Skip to content

Latest commit

 

History

History

3-mst-parsing

MST-Parsing management scripts

Maximum Spanning Tree Parsing. The parser invoked in these scripts performs an MST parse.

The scripts here are used to automate the ingestion of plain-text UTF-8 files into the third stage, (the MST-parsing stage) of the language learning pipeline. This stage assumes that word-pair counting has been performed, and that marginals and the mutual information (MI) for word pairs has been computed and stored in a database.

Running

Review and adjust the configuration in run-config/0-pipeline.sh and run-config/3-mpg-conf.sh before running anything here.

MST parsing can be run in a fully-automated way, by invoking run-all-mst.sh. Once this completes, move to the next step: 4-gram-class.

Full automation assumes you've configured everything correctly, that the text files and datasets are where they should be, and that the code-base is bug-free.

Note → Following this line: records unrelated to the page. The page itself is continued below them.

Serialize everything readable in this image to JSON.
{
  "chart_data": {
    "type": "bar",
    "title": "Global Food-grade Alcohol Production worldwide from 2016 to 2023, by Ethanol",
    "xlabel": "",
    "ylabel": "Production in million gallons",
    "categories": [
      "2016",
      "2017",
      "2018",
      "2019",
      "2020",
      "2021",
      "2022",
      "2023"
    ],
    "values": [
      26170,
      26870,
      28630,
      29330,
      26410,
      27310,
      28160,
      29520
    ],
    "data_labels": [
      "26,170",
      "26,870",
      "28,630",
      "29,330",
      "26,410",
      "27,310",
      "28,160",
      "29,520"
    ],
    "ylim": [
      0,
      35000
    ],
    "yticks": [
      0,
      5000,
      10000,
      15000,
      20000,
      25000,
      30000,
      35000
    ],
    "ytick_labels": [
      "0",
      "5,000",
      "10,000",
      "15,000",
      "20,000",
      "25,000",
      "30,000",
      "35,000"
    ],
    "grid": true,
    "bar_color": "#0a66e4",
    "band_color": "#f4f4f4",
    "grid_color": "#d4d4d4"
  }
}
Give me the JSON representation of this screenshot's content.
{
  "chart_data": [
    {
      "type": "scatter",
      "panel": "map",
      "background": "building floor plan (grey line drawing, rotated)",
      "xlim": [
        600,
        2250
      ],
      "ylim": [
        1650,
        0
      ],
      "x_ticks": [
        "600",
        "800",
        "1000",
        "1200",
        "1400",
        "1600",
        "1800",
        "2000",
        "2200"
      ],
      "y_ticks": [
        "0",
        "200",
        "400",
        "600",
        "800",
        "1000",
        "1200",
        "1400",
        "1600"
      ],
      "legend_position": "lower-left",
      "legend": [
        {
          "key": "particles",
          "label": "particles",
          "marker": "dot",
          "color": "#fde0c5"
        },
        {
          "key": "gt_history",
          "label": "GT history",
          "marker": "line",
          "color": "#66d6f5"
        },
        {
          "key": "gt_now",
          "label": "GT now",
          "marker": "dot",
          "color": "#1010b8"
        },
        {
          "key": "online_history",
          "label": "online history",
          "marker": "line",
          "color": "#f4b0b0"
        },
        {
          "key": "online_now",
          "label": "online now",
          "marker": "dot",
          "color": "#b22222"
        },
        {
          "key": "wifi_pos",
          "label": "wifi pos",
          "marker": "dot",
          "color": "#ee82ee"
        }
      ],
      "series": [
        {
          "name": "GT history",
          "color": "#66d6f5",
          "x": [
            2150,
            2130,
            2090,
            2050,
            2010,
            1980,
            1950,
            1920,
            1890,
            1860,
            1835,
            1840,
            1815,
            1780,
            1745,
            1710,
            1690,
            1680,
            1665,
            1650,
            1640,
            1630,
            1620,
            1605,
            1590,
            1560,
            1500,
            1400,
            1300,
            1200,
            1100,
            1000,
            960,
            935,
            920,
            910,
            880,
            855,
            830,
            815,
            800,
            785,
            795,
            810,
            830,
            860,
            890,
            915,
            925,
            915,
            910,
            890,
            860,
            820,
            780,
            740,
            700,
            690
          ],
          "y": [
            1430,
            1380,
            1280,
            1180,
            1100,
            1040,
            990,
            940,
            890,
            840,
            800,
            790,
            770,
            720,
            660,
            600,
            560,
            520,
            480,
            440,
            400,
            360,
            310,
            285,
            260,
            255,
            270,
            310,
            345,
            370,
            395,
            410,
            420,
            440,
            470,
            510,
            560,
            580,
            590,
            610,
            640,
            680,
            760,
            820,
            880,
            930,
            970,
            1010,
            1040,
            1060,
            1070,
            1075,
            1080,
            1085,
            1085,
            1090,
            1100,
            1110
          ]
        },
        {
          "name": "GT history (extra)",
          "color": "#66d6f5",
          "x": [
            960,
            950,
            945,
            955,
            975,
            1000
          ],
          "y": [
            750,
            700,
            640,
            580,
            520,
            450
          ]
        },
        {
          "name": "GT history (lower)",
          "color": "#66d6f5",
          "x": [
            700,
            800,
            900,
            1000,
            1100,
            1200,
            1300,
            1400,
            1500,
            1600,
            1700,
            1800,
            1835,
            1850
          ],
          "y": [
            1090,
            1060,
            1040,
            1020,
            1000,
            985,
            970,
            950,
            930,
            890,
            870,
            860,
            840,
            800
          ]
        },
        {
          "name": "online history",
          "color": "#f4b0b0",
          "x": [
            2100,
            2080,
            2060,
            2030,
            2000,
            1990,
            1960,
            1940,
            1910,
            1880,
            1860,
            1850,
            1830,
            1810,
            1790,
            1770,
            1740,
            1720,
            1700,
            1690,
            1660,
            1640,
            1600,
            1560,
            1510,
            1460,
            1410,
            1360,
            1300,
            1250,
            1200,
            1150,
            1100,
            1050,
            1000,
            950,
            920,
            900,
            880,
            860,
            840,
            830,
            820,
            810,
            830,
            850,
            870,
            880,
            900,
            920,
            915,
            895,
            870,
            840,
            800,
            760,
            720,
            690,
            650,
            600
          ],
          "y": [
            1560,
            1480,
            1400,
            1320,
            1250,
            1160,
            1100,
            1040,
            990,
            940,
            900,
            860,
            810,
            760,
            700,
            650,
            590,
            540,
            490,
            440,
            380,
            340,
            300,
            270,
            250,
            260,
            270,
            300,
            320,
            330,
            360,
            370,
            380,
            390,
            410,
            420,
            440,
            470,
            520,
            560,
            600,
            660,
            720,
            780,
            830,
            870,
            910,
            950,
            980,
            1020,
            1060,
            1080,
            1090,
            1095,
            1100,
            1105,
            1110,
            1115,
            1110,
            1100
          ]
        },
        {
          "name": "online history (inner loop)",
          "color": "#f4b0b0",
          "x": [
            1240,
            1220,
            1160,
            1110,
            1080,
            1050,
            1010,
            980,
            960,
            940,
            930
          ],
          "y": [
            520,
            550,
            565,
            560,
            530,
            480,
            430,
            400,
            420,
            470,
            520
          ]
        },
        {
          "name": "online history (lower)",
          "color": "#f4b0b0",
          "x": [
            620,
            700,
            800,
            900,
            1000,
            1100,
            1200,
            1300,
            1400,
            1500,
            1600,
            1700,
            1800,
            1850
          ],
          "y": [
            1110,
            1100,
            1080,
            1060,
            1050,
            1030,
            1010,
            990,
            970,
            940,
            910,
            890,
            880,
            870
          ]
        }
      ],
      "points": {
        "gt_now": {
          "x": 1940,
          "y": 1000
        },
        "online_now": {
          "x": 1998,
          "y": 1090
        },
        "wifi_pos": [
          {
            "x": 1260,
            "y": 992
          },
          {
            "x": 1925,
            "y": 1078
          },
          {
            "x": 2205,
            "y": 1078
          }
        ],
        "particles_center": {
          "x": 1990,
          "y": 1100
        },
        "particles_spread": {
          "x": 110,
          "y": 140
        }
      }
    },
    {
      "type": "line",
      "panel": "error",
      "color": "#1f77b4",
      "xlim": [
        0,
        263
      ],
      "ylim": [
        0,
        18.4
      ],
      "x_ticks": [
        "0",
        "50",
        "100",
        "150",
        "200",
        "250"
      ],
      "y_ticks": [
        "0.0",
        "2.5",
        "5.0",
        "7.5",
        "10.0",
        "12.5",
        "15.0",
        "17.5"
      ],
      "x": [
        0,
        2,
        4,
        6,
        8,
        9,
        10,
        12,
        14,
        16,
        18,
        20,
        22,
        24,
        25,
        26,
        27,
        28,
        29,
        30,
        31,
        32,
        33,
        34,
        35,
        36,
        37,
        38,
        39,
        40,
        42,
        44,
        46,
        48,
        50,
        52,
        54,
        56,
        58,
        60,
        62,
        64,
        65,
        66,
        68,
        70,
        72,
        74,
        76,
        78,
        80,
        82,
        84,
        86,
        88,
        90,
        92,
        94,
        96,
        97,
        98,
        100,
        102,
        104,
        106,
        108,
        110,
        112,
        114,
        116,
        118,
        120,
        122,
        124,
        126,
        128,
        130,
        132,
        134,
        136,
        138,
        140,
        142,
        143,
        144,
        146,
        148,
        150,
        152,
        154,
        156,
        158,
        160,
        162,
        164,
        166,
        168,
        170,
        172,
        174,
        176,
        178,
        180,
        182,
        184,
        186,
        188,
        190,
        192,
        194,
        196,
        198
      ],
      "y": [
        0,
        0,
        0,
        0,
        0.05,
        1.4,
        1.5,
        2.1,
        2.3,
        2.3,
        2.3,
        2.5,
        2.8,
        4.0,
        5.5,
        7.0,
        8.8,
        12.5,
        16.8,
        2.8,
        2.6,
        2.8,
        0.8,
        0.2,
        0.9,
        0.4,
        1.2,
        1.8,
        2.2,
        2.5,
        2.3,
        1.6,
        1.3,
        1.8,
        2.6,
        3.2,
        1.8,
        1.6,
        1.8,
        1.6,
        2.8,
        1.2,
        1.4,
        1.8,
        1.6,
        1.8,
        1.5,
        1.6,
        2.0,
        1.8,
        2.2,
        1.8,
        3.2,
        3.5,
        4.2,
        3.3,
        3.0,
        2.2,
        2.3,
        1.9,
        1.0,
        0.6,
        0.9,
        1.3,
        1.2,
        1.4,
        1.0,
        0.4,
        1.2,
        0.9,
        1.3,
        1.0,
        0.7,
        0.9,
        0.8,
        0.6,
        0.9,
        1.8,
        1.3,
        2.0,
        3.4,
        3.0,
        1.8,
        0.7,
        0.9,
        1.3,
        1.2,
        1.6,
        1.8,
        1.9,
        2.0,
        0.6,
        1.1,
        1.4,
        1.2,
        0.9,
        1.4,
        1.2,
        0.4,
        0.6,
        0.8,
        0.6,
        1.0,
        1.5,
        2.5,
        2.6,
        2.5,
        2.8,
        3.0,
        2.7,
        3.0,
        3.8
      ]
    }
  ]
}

If any issues arise, this step can be run in a semi-automated way. The CogServer can be started with ./run-mst-cogserver.sh. Be sure to copy the database, first. (Copying the pairs database to a distinct MST database provides isolation and protection against data corruption, in case anything goes wrong.)

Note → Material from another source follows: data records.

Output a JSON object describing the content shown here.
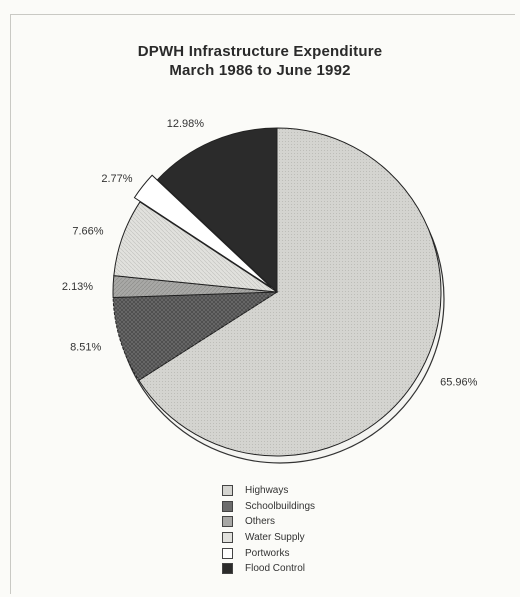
{
  "chart_data": {
    "type": "pie",
    "title": "DPWH Infrastructure Expenditure",
    "subtitle": "March 1986 to June 1992",
    "slices": [
      {
        "name": "Highways",
        "value": 65.96,
        "label": "65.96%",
        "color": "#d4d4d0"
      },
      {
        "name": "Schoolbuildings",
        "value": 8.51,
        "label": "8.51%",
        "color": "#6c6c6c"
      },
      {
        "name": "Others",
        "value": 2.13,
        "label": "2.13%",
        "color": "#a8a8a6"
      },
      {
        "name": "Water Supply",
        "value": 7.66,
        "label": "7.66%",
        "color": "#e1e1dd"
      },
      {
        "name": "Portworks",
        "value": 2.77,
        "label": "2.77%",
        "color": "#ffffff"
      },
      {
        "name": "Flood Control",
        "value": 12.98,
        "label": "12.98%",
        "color": "#2b2b2b"
      }
    ],
    "start_angle_deg": 0,
    "direction": "clockwise",
    "legend_position": "bottom"
  }
}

Once the CogServer has started, run ./mst-submit.sh to process the corpus. If processing is interrupted, it can be restarted; processing will resume where it left off.

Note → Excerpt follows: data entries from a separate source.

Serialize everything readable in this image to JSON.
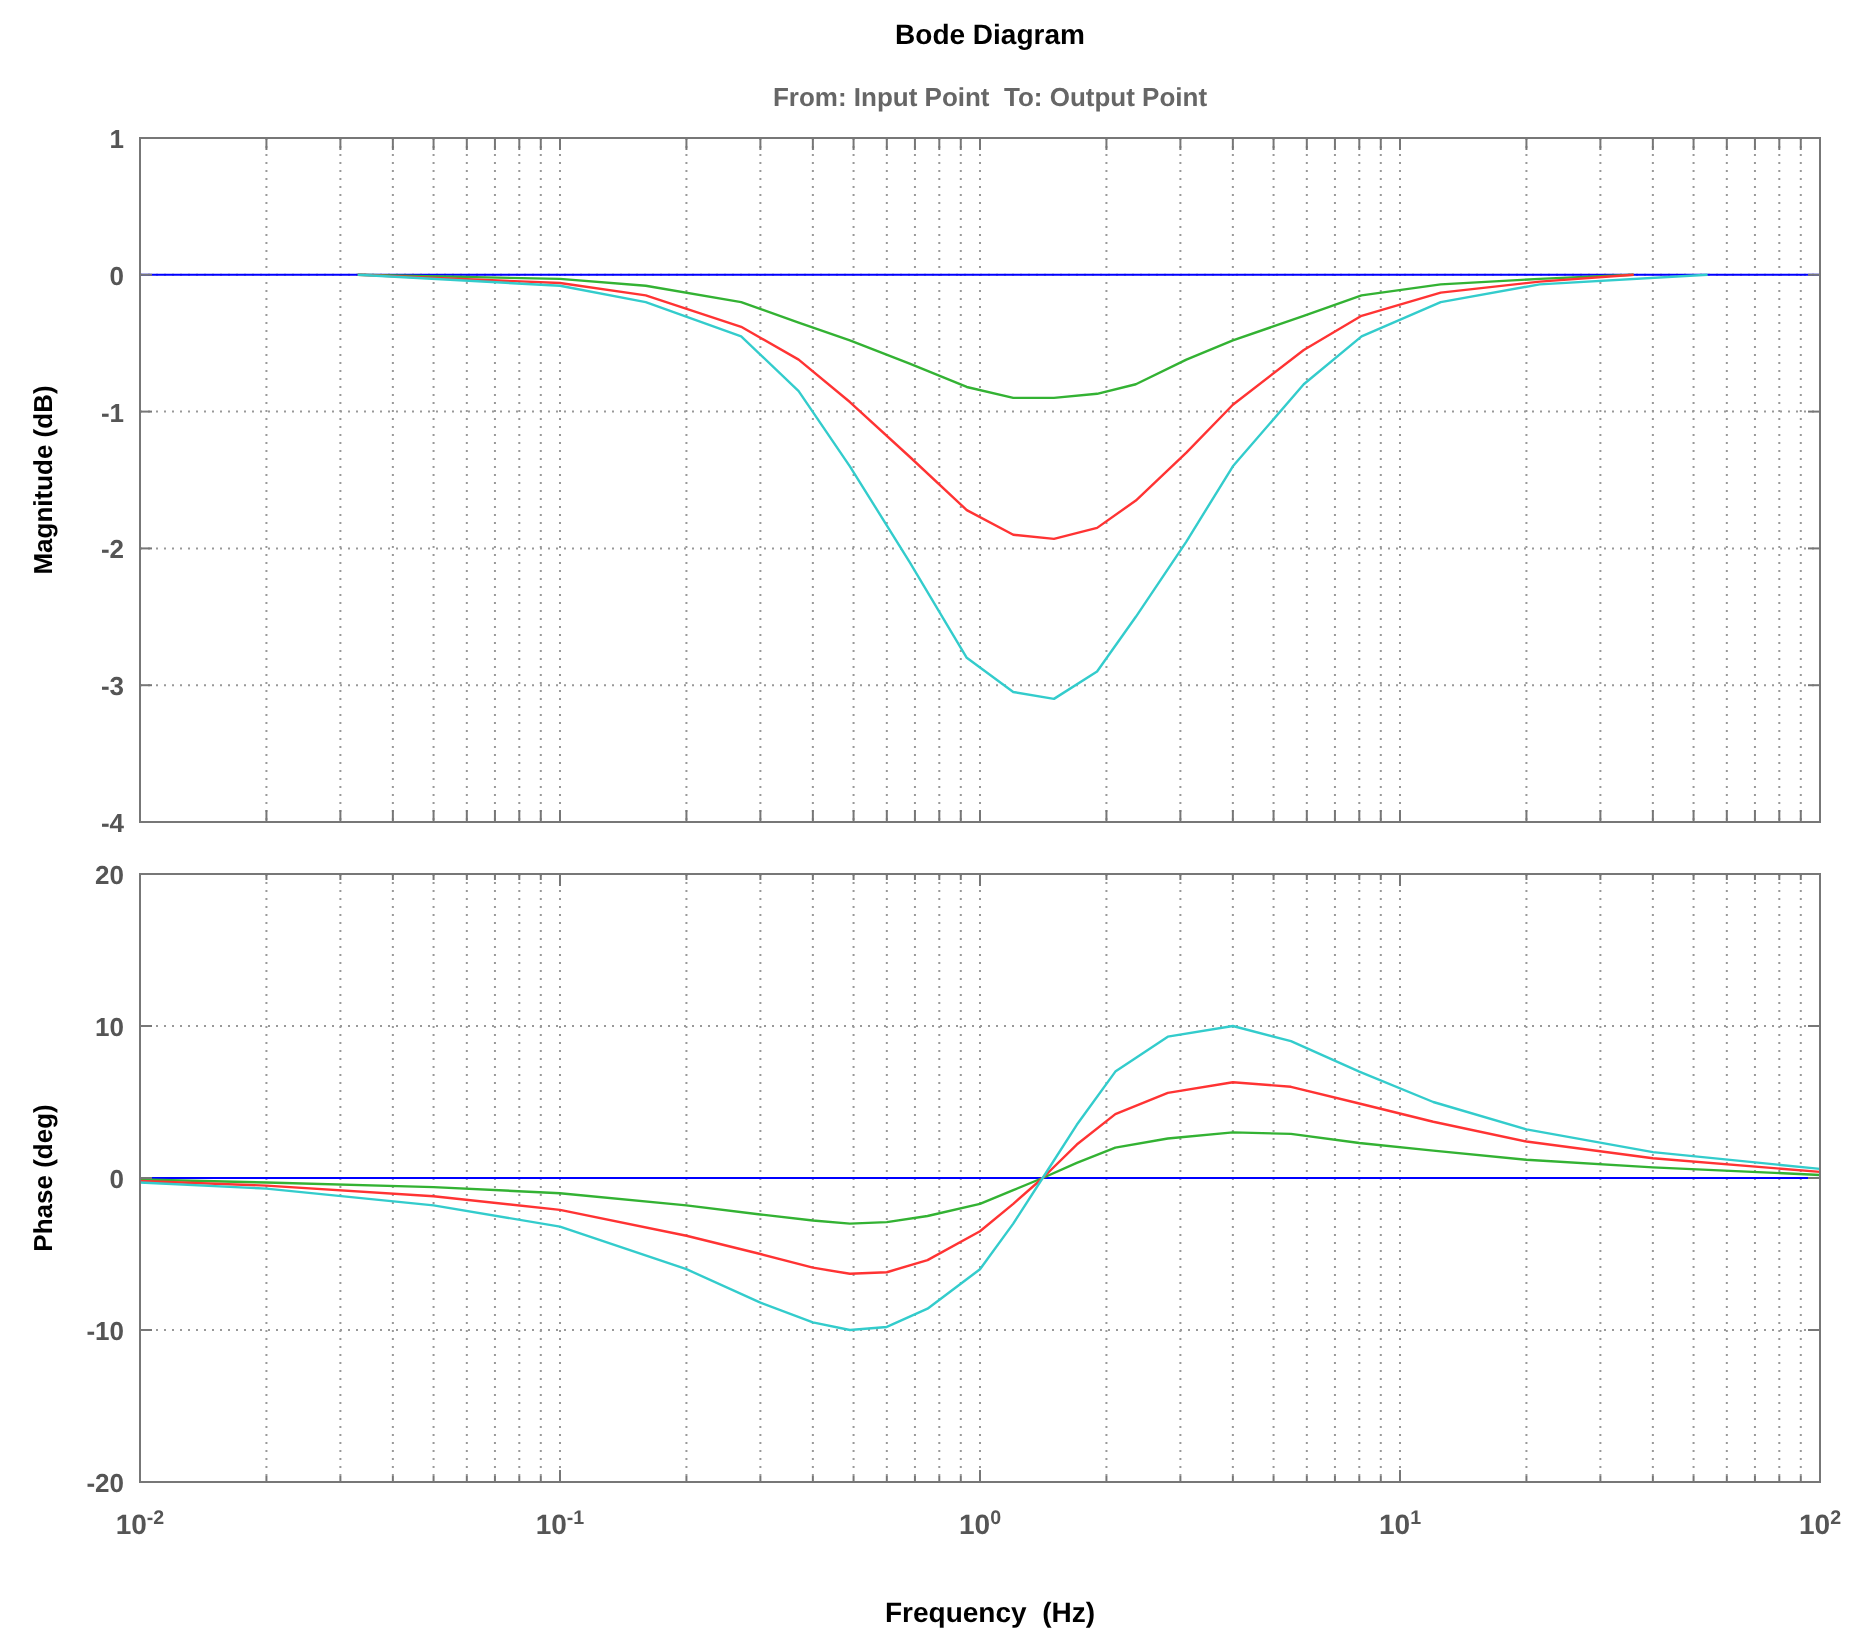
{
  "chart_data": [
    {
      "type": "line",
      "title": "Bode Diagram",
      "subtitle": "From: Input Point  To: Output Point",
      "ylabel": "Magnitude (dB)",
      "log": "x",
      "grid": true,
      "tick_labels": "y",
      "line_style": "solid",
      "marker": "none",
      "x": [
        0.033,
        0.1,
        0.16,
        0.27,
        0.37,
        0.49,
        0.68,
        0.93,
        1.2,
        1.5,
        1.9,
        2.35,
        3.1,
        4.0,
        5.9,
        8.1,
        12.5,
        21.5,
        36
      ],
      "xlim": [
        0.01,
        100
      ],
      "xticks": [
        0.01,
        0.02,
        0.03,
        0.04,
        0.05,
        0.06,
        0.07,
        0.08,
        0.09,
        0.1,
        0.2,
        0.3,
        0.4,
        0.5,
        0.6,
        0.7,
        0.8,
        0.9,
        1,
        2,
        3,
        4,
        5,
        6,
        7,
        8,
        9,
        10,
        20,
        30,
        40,
        50,
        60,
        70,
        80,
        90,
        100
      ],
      "ylim": [
        -4,
        1
      ],
      "yticks": [
        -4,
        -3,
        -2,
        -1,
        0,
        1
      ],
      "ref_lines": [
        {
          "axis": "y",
          "value": 0,
          "color": "#0000ff"
        }
      ],
      "series": [
        {
          "color": "#33b233",
          "values": [
            0,
            -0.03,
            -0.08,
            -0.2,
            -0.35,
            -0.48,
            -0.65,
            -0.82,
            -0.9,
            -0.9,
            -0.87,
            -0.8,
            -0.62,
            -0.48,
            -0.3,
            -0.15,
            -0.07,
            -0.03,
            0
          ]
        },
        {
          "color": "#ff3333",
          "values": [
            0,
            -0.06,
            -0.15,
            -0.38,
            -0.62,
            -0.93,
            -1.33,
            -1.72,
            -1.9,
            -1.93,
            -1.85,
            -1.65,
            -1.3,
            -0.95,
            -0.55,
            -0.3,
            -0.13,
            -0.05,
            0
          ]
        },
        {
          "color": "#33cccc",
          "x": [
            0.033,
            0.1,
            0.16,
            0.27,
            0.37,
            0.49,
            0.68,
            0.93,
            1.2,
            1.5,
            1.9,
            2.35,
            3.1,
            4.0,
            5.9,
            8.1,
            12.5,
            21.5,
            54
          ],
          "values": [
            0,
            -0.08,
            -0.2,
            -0.45,
            -0.85,
            -1.4,
            -2.1,
            -2.8,
            -3.05,
            -3.1,
            -2.9,
            -2.5,
            -1.95,
            -1.4,
            -0.8,
            -0.45,
            -0.2,
            -0.07,
            0
          ]
        }
      ]
    },
    {
      "type": "line",
      "ylabel": "Phase (deg)",
      "xlabel": "Frequency  (Hz)",
      "log": "x",
      "grid": true,
      "line_style": "solid",
      "marker": "none",
      "x": [
        0.01,
        0.02,
        0.05,
        0.1,
        0.2,
        0.3,
        0.4,
        0.49,
        0.6,
        0.75,
        1.0,
        1.2,
        1.41,
        1.7,
        2.1,
        2.8,
        4.0,
        5.5,
        8,
        12,
        20,
        40,
        100
      ],
      "xlim": [
        0.01,
        100
      ],
      "xticks": [
        {
          "value": 0.01,
          "label": "10$^{-2}$"
        },
        {
          "value": 0.02,
          "label": null
        },
        {
          "value": 0.03,
          "label": null
        },
        {
          "value": 0.04,
          "label": null
        },
        {
          "value": 0.05,
          "label": null
        },
        {
          "value": 0.06,
          "label": null
        },
        {
          "value": 0.07,
          "label": null
        },
        {
          "value": 0.08,
          "label": null
        },
        {
          "value": 0.09,
          "label": null
        },
        {
          "value": 0.1,
          "label": "10$^{-1}$"
        },
        {
          "value": 0.2,
          "label": null
        },
        {
          "value": 0.3,
          "label": null
        },
        {
          "value": 0.4,
          "label": null
        },
        {
          "value": 0.5,
          "label": null
        },
        {
          "value": 0.6,
          "label": null
        },
        {
          "value": 0.7,
          "label": null
        },
        {
          "value": 0.8,
          "label": null
        },
        {
          "value": 0.9,
          "label": null
        },
        {
          "value": 1,
          "label": "10$^{0}$"
        },
        {
          "value": 2,
          "label": null
        },
        {
          "value": 3,
          "label": null
        },
        {
          "value": 4,
          "label": null
        },
        {
          "value": 5,
          "label": null
        },
        {
          "value": 6,
          "label": null
        },
        {
          "value": 7,
          "label": null
        },
        {
          "value": 8,
          "label": null
        },
        {
          "value": 9,
          "label": null
        },
        {
          "value": 10,
          "label": "10$^{1}$"
        },
        {
          "value": 20,
          "label": null
        },
        {
          "value": 30,
          "label": null
        },
        {
          "value": 40,
          "label": null
        },
        {
          "value": 50,
          "label": null
        },
        {
          "value": 60,
          "label": null
        },
        {
          "value": 70,
          "label": null
        },
        {
          "value": 80,
          "label": null
        },
        {
          "value": 90,
          "label": null
        },
        {
          "value": 100,
          "label": "10$^{2}$"
        }
      ],
      "ylim": [
        -20,
        20
      ],
      "yticks": [
        -20,
        -10,
        0,
        10,
        20
      ],
      "ref_lines": [
        {
          "axis": "y",
          "value": 0,
          "color": "#0000ff"
        }
      ],
      "series": [
        {
          "color": "#33b233",
          "values": [
            -0.1,
            -0.3,
            -0.6,
            -1,
            -1.8,
            -2.4,
            -2.8,
            -3,
            -2.9,
            -2.5,
            -1.7,
            -0.8,
            0,
            1,
            2,
            2.6,
            3,
            2.9,
            2.3,
            1.8,
            1.2,
            0.7,
            0.2
          ]
        },
        {
          "color": "#ff3333",
          "values": [
            -0.2,
            -0.5,
            -1.2,
            -2.1,
            -3.8,
            -5,
            -5.9,
            -6.3,
            -6.2,
            -5.4,
            -3.5,
            -1.7,
            0,
            2.2,
            4.2,
            5.6,
            6.3,
            6,
            4.9,
            3.7,
            2.4,
            1.3,
            0.4
          ]
        },
        {
          "color": "#33cccc",
          "values": [
            -0.3,
            -0.7,
            -1.8,
            -3.2,
            -6,
            -8.2,
            -9.5,
            -10,
            -9.8,
            -8.6,
            -6,
            -3,
            0,
            3.5,
            7,
            9.3,
            10,
            9,
            7,
            5,
            3.2,
            1.7,
            0.6
          ]
        }
      ]
    }
  ]
}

Once processing is complete, run ./compute-mst-marginals.sh as the last step before moving to stage four (4-gram-class).

Use the ./run-mst-shells.sh script to open a byobu/tmux session, with panels already set up for the processing steps above.

File overview

A quick overview:

  • run-mst-cogserver.sh: Starts a guile shell, starts the CogServer, and opens the configured storage database, and loads the word-pairs from the database.

  • run-mst-shells.sh: Multi-tasking terminal server. Opens multiple terminal sessions with tmux/byobu, and starts the CogServer in one of them. Use F3 and F4 to switch to different terminals.

  • mst-submit.sh: MST processing script. This pulls text files, one by one, from the text directory, and submits them for MST processing. Run this manually in the submit tmux/byobu window.

  • compute-mst-marginals.sh: A bash script that computes marginal statistics after MST parsing has concluded. This needs to be run by hand.

  • run-all-mst.sh: combines all of the above steps into one.

Automation notes

Some notes about the automation process.

  • Processing of texts is held off until all word-pairs are loaded. This is done with "gates" -- a mutex, called mst-gate is created. It is locked during word-pair loading, and unlocked when done. The text observers are blocked, waiting for this mutex.

  • When the submission of texts for counting has ended, the submit script calls (finish-mst-submit). This can be re-defined to do anything, when called. By default its a no-op. The fully-automated scripts define it so that the CogServer exits.

  • When marginals compution finishes, the /tmp/mst-marginals-done file is touched. Docker uses this to self-halt the container that's running. Yes, this is a non-unique tag, if not running in docker, and it needs fixing.